Barcelona (Spanien):

  • Designers and Project Developers at Barcelona Fab Lab.

Dank unserer Unterstützer und engagierter Lehrerinnen und Lehrer konnten wir eine bunte Mischung von Lernaktivitäten zusammenstellen, die Schülerinnen und Schüler auf ganz unterschiedlichen Ebenen angesprochen haben. So haben wir zum Beispiel

  • Insektenhotels und Vogelhäuschen gebaut und einen Schulgarten angelegt;
  • mit dänischen Biologen und Ratsvertretern über Möglichkeiten für mehr Artenschutz diskutiert;
  • Naturaufnahmen mit der Kamera gemacht und künstlerische Pflanzenbilder gemalt;
  • einen Flyer für dänische Familien erstellt, um mehr Biodiversität in den Gärten von Ikast zu ermöglichen;
  • unsere Naturwissenschaftslehrer zum Fröschefangen in den Gruga-Park geschickt 😉
  • mit einer Vertreterin des EU-Parlaments in Strasbourg gesprochen und vieles über die politischen Einrichtungen und Prozesse der EU erfahren;
  • Kurzfilme über klassische Denkfehler und Argumentationsfallen gedreht;
  • eine Beraterin des litauischen Verteidigungsministerium über den Ukrainekrieg befragt;
  • einen Podcast über den Einfluss von Social Media auf Persönlichkeit und Selbstwahrnehmung erstellt;
  • Theaterstücke geschrieben und auf die Bühne gebracht;
  • einen Buchwettbewerb mit digitalen Medien organisiert;
  • Videokonferenzen mit Teams und Zoom abgehalten;
  • über relevante Trends für die Zukunft Europas recherchiert, Info-Grafiken dazu erstellt und präsentiert;
  • unterschiedliche Lernformen ausprobiert, wie z. B. Online-Lernen mit Materialien von Yad Vashem und dem United States Holocaust Museum und das Lernen an Erinnerungsorten, wie bei unserem Besuch im NS-Todeslager Majdanek;
  • mit Kialo online debattiert und mit eTwinning online Ideen und Ergebnisse ausgetauscht;
  • MOOCs (Massive Open Online Courses) zum selbstständigen Lernen belegt und in Lerntagebüchern über unsere Erfahrungen reflektiert;
  • digitale Mindmaps erstellt zur Frage ‘Was ist überhaupt Bildung?’;
  • das Fab Lab in Barcelona besucht, wo Design, Digitales und Handwerk zusammengeführt und Ideen für die Zukunft entwickelt werden;
  • mit Adobe eine eigene Projekt-Website erstellt.

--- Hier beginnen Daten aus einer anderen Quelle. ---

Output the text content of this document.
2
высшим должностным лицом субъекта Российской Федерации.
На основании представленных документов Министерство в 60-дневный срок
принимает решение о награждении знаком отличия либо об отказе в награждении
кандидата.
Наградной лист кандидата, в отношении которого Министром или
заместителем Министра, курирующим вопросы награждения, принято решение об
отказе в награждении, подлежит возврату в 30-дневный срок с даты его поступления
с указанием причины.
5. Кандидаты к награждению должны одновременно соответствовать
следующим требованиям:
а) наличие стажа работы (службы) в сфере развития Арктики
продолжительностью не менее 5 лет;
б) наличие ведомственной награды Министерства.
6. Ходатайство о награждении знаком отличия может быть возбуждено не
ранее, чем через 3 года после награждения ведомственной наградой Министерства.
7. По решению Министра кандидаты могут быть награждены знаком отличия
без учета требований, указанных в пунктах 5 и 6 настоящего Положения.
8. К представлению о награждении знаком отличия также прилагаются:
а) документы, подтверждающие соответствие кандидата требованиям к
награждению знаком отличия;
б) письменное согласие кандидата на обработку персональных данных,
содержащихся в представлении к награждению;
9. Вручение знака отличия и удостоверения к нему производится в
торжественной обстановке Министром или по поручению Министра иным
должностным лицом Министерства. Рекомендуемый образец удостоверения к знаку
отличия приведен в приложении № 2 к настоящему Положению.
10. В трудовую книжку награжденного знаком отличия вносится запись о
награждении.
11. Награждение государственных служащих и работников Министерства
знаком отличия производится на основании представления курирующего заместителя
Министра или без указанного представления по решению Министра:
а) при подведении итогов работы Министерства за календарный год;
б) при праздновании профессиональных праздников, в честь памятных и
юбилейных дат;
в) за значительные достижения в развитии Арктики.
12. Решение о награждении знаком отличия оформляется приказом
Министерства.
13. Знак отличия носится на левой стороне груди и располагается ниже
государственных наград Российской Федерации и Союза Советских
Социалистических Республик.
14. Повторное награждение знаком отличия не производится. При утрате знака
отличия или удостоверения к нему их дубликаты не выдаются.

Und was haben wir am Ende gelernt? Vielleicht,

… dass digitale Kompetenzen ein wichtiger, aber letztlich nur ein kleiner Teil einer vielfältigen Lernwelt sind;

… dass Lernen Spaß macht, wenn wir gemeinsam Grenzen überwinden;

… dass Bildung so viel mehr ist, als das, was im Stundenplan steht.